抜粋解説ありがとうございます、参考になりました。
> 一応、直後に書いたたように、
> >> Ext3においては、コミット間隔が短かったのでクラッシュした際のデータロスとかが比較的少かった。
> >> だけど、Ext4では、そのコミット間隔の長さに由来して、今迄存在したけど顕在化しなかったこの問題が浮上したと。
>
> なので、この問題自体は重要視されていなかっただけでずっと存在していたんでしょう。
おっしゃるとおりですね。
# これを「問題」ととらえるかどうかは、その人の立場/見方によりかわると思いますが、笑。
ここで話題になっている ext3やext4の「コミット間隔」は、ファイルシステム内でデータをバッファから書き出す定期実行間隔のことなので、仮にext4の60秒が5秒になっても、最後のコミットから事故までの間で2次記憶にはデステージされていないデータがある(かもしれない)ことにはかわらないです。
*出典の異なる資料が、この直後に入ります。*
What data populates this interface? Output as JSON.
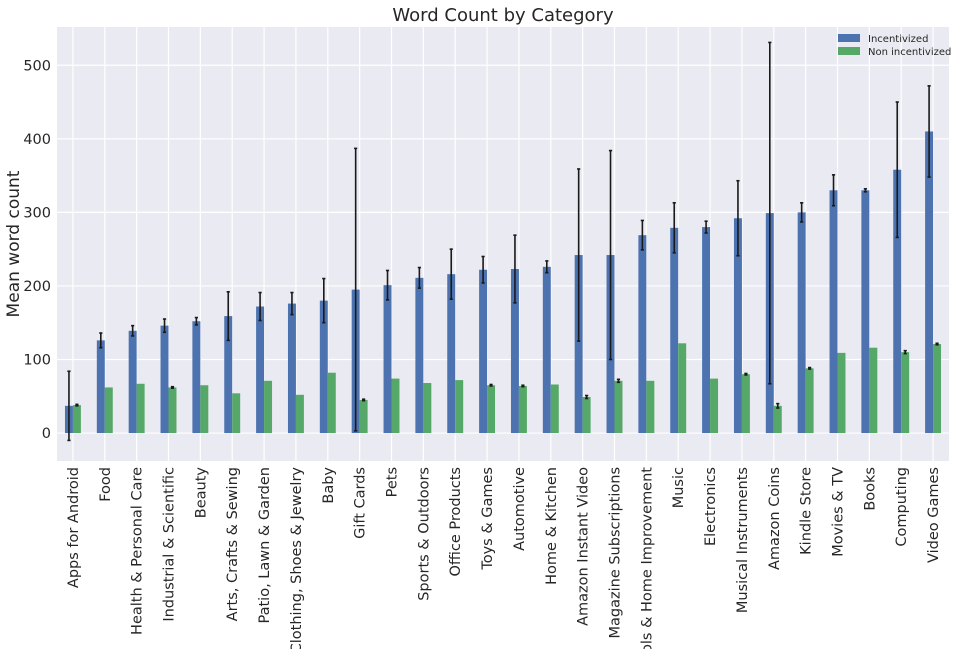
{
  "chart_data": {
    "type": "bar",
    "title": "Word Count by Category",
    "xlabel": "",
    "ylabel": "Mean word count",
    "ylim": [
      -38,
      552
    ],
    "yticks": [
      0,
      100,
      200,
      300,
      400,
      500
    ],
    "grid": true,
    "legend_position": "top-right",
    "categories": [
      "Apps for Android",
      "Food",
      "Health & Personal Care",
      "Industrial & Scientific",
      "Beauty",
      "Arts, Crafts & Sewing",
      "Patio, Lawn & Garden",
      "Clothing, Shoes & Jewelry",
      "Baby",
      "Gift Cards",
      "Pets",
      "Sports & Outdoors",
      "Office Products",
      "Toys & Games",
      "Automotive",
      "Home & Kitchen",
      "Amazon Instant Video",
      "Magazine Subscriptions",
      "Tools & Home Improvement",
      "Music",
      "Electronics",
      "Musical Instruments",
      "Amazon Coins",
      "Kindle Store",
      "Movies & TV",
      "Books",
      "Computing",
      "Video Games"
    ],
    "series": [
      {
        "name": "Incentivized",
        "color": "#4c72b0",
        "values": [
          37,
          126,
          139,
          146,
          152,
          159,
          172,
          176,
          180,
          195,
          201,
          211,
          216,
          222,
          223,
          226,
          242,
          242,
          269,
          279,
          280,
          292,
          299,
          300,
          330,
          330,
          358,
          410
        ],
        "error": [
          47,
          10,
          7,
          9,
          5,
          33,
          19,
          15,
          30,
          192,
          20,
          14,
          34,
          18,
          46,
          8,
          117,
          142,
          20,
          34,
          8,
          51,
          232,
          13,
          21,
          2,
          92,
          62
        ]
      },
      {
        "name": "Non incentivized",
        "color": "#55a868",
        "values": [
          38,
          62,
          67,
          62,
          65,
          54,
          71,
          52,
          82,
          45,
          74,
          68,
          72,
          65,
          64,
          66,
          49,
          71,
          71,
          122,
          74,
          80,
          37,
          88,
          109,
          116,
          110,
          121
        ],
        "error": [
          1,
          0,
          0,
          1,
          0,
          0,
          0,
          0,
          0,
          1,
          0,
          0,
          0,
          1,
          1,
          0,
          2,
          2,
          0,
          0,
          0,
          1,
          3,
          1,
          0,
          0,
          2,
          1
        ]
      }
    ]
  },
  "colors": {
    "axes_bg": "#eaeaf2",
    "grid": "#ffffff",
    "text": "#262626",
    "errorbar": "#1a1a1a"
  }
}
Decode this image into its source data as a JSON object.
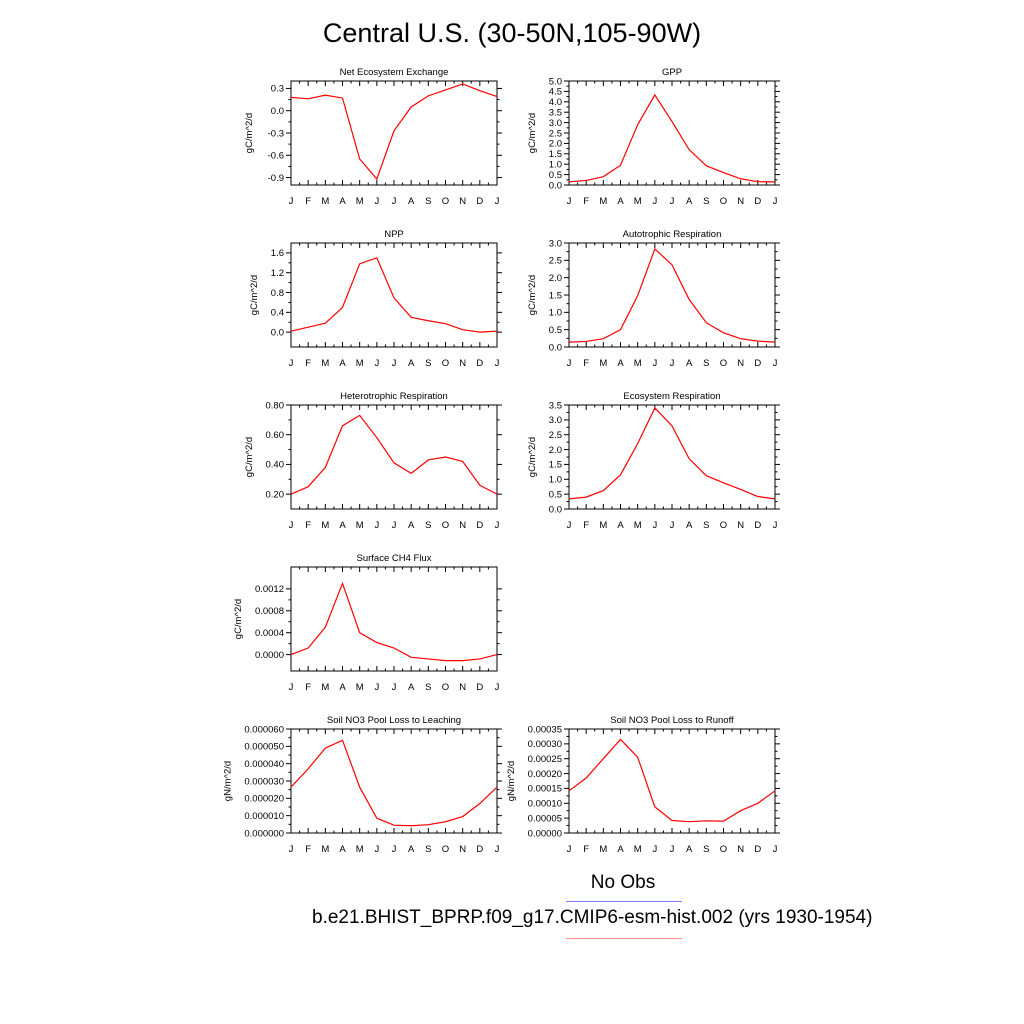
{
  "title": "Central U.S. (30-50N,105-90W)",
  "months": [
    "J",
    "F",
    "M",
    "A",
    "M",
    "J",
    "J",
    "A",
    "S",
    "O",
    "N",
    "D",
    "J"
  ],
  "line_color": "#ff0000",
  "legend": {
    "obs_label": "No Obs",
    "obs_color": "#7b7bef",
    "run_label": "b.e21.BHIST_BPRP.f09_g17.CMIP6-esm-hist.002 (yrs 1930-1954)",
    "run_color": "#ff8a8a"
  },
  "chart_data": [
    {
      "type": "line",
      "title": "Net Ecosystem Exchange",
      "ylabel": "gC/m^2/d",
      "ylim": [
        -1.0,
        0.4
      ],
      "yticks": [
        0.3,
        0.0,
        -0.3,
        -0.6,
        -0.9
      ],
      "yticklabels": [
        "0.3",
        "0.0",
        "-0.3",
        "-0.6",
        "-0.9"
      ],
      "series": [
        {
          "values": [
            0.18,
            0.16,
            0.21,
            0.17,
            -0.65,
            -0.92,
            -0.27,
            0.05,
            0.2,
            0.28,
            0.36,
            0.27,
            0.19
          ]
        }
      ]
    },
    {
      "type": "line",
      "title": "GPP",
      "ylabel": "gC/m^2/d",
      "ylim": [
        0.0,
        5.0
      ],
      "yticks": [
        0,
        0.5,
        1,
        1.5,
        2,
        2.5,
        3,
        3.5,
        4,
        4.5,
        5
      ],
      "yticklabels": [
        "0.0",
        "0.5",
        "1.0",
        "1.5",
        "2.0",
        "2.5",
        "3.0",
        "3.5",
        "4.0",
        "4.5",
        "5.0"
      ],
      "series": [
        {
          "values": [
            0.15,
            0.22,
            0.4,
            0.95,
            2.9,
            4.33,
            3.05,
            1.7,
            0.92,
            0.6,
            0.3,
            0.16,
            0.15
          ]
        }
      ]
    },
    {
      "type": "line",
      "title": "NPP",
      "ylabel": "gC/m^2/d",
      "ylim": [
        -0.3,
        1.8
      ],
      "yticks": [
        0.0,
        0.4,
        0.8,
        1.2,
        1.6
      ],
      "yticklabels": [
        "0.0",
        "0.4",
        "0.8",
        "1.2",
        "1.6"
      ],
      "series": [
        {
          "values": [
            0.02,
            0.1,
            0.18,
            0.5,
            1.38,
            1.5,
            0.69,
            0.3,
            0.23,
            0.17,
            0.05,
            0.0,
            0.02
          ]
        }
      ]
    },
    {
      "type": "line",
      "title": "Autotrophic Respiration",
      "ylabel": "gC/m^2/d",
      "ylim": [
        0.0,
        3.0
      ],
      "yticks": [
        0,
        0.5,
        1,
        1.5,
        2,
        2.5,
        3
      ],
      "yticklabels": [
        "0.0",
        "0.5",
        "1.0",
        "1.5",
        "2.0",
        "2.5",
        "3.0"
      ],
      "series": [
        {
          "values": [
            0.14,
            0.16,
            0.24,
            0.5,
            1.48,
            2.83,
            2.37,
            1.37,
            0.7,
            0.41,
            0.24,
            0.17,
            0.14
          ]
        }
      ]
    },
    {
      "type": "line",
      "title": "Heterotrophic Respiration",
      "ylabel": "gC/m^2/d",
      "ylim": [
        0.1,
        0.8
      ],
      "yticks": [
        0.2,
        0.4,
        0.6,
        0.8
      ],
      "yticklabels": [
        "0.20",
        "0.40",
        "0.60",
        "0.80"
      ],
      "series": [
        {
          "values": [
            0.2,
            0.25,
            0.38,
            0.66,
            0.73,
            0.58,
            0.41,
            0.34,
            0.43,
            0.45,
            0.42,
            0.26,
            0.2
          ]
        }
      ]
    },
    {
      "type": "line",
      "title": "Ecosystem Respiration",
      "ylabel": "gC/m^2/d",
      "ylim": [
        0.0,
        3.5
      ],
      "yticks": [
        0,
        0.5,
        1,
        1.5,
        2,
        2.5,
        3,
        3.5
      ],
      "yticklabels": [
        "0.0",
        "0.5",
        "1.0",
        "1.5",
        "2.0",
        "2.5",
        "3.0",
        "3.5"
      ],
      "series": [
        {
          "values": [
            0.34,
            0.4,
            0.62,
            1.15,
            2.2,
            3.4,
            2.8,
            1.69,
            1.12,
            0.88,
            0.66,
            0.42,
            0.34
          ]
        }
      ]
    },
    {
      "type": "line",
      "title": "Surface CH4 Flux",
      "ylabel": "gC/m^2/d",
      "ylim": [
        -0.0003,
        0.0016
      ],
      "yticks": [
        0.0,
        0.0004,
        0.0008,
        0.0012
      ],
      "yticklabels": [
        "0.0000",
        "0.0004",
        "0.0008",
        "0.0012"
      ],
      "series": [
        {
          "values": [
            0.0,
            0.00012,
            0.0005,
            0.0013,
            0.0004,
            0.00022,
            0.00012,
            -5e-05,
            -8e-05,
            -0.00011,
            -0.00011,
            -8e-05,
            0.0
          ]
        }
      ]
    },
    {
      "type": "line",
      "title": "Soil NO3 Pool Loss to Leaching",
      "ylabel": "gN/m^2/d",
      "ylim": [
        0.0,
        6e-05
      ],
      "yticks": [
        0,
        1e-05,
        2e-05,
        3e-05,
        4e-05,
        5e-05,
        6e-05
      ],
      "yticklabels": [
        "0.000000",
        "0.000010",
        "0.000020",
        "0.000030",
        "0.000040",
        "0.000050",
        "0.000060"
      ],
      "series": [
        {
          "values": [
            2.65e-05,
            3.7e-05,
            4.9e-05,
            5.35e-05,
            2.65e-05,
            8.5e-06,
            4.5e-06,
            4.2e-06,
            4.8e-06,
            6.5e-06,
            9.5e-06,
            1.7e-05,
            2.65e-05
          ]
        }
      ]
    },
    {
      "type": "line",
      "title": "Soil NO3 Pool Loss to Runoff",
      "ylabel": "gN/m^2/d",
      "ylim": [
        0.0,
        0.00035
      ],
      "yticks": [
        0,
        5e-05,
        0.0001,
        0.00015,
        0.0002,
        0.00025,
        0.0003,
        0.00035
      ],
      "yticklabels": [
        "0.00000",
        "0.00005",
        "0.00010",
        "0.00015",
        "0.00020",
        "0.00025",
        "0.00030",
        "0.00035"
      ],
      "series": [
        {
          "values": [
            0.000142,
            0.000185,
            0.00025,
            0.000315,
            0.000255,
            8.8e-05,
            4.2e-05,
            3.8e-05,
            4.1e-05,
            4e-05,
            7.5e-05,
            0.0001,
            0.000142
          ]
        }
      ]
    }
  ]
}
本質的に、ユーザが意図するようにバッファから書き出してもうらうには、a)ユーザが書き出しを指示するか(=fsync/syncなどを発行するか)、a)ユーザがバッファードライトの禁止を指示するか、しかありません。
アプリケーション側でデータ破壊の問題を何も考えず安直にやりたいのであれば、ライトスルーで書く(前述bの方法)のでしょうが、
でもそんなことをしていたら、IO性能は出ないので、「データの意味・整合性を知っている(自ら作り出している)」アプリケーション側で、意識的に整合性のポイントをつくって、使い分ける必要があります(前述aの方法)。
DBなど、性能と信頼性を要求するものは、こういうところまできちんと考えて設計しています(が、現実には、怪しいモノもありますが)。
なお、ext4でコミット間隔を長くした理由には、ext4がエクステント方式を採用していることも関係しています。
ext3などはブロック方式ですが、特に(DBなどの)巨大なファイルを作ったときなどはそのファイルを構成するブロックの間接参照が深くなりIO性能が低下する傾向にあります。
そこでext4はエクステント方式(連続するブロックを開始オフセット/長さで表現するデータ構造)としたことで、これを解決することを目指しています。
(エクステント方式はext4が初めてではありません)。
エクステント方式で性能を出すためには、できるだけ連続したブロックを割り当てることが大切ですが(フラグメンテーションの回避が課題になりますが)、そのためには、できるだけライトデータをバッファして、連続して一気に書き込むことが重要になり(これだけではないですが)、そのため、「意図的に」コミット間隔を長くとっています。
言い換えれば、コミットを(FS内で)乱発するのは、そもそもの設計の狙いに反しているので、そのあたりは慎重に考える必要があるでしょうね。
(ここの設計者の見極めが、今回のTruncate指定でのコミットのパッチにうまく現れていると考えます)
ちなみに、
ファイルを更新中にプロセス終了や電源断でデータ破壊というのは、(バッファが全く関係ないわけではないですが)本質的には別の話ですね。
これはバッファードライトでなくても起きうる話で。
(データの整合性がとれるポイントまでは)データを上書きしないように気をつけよう(CopyOnWriteしよう)、と。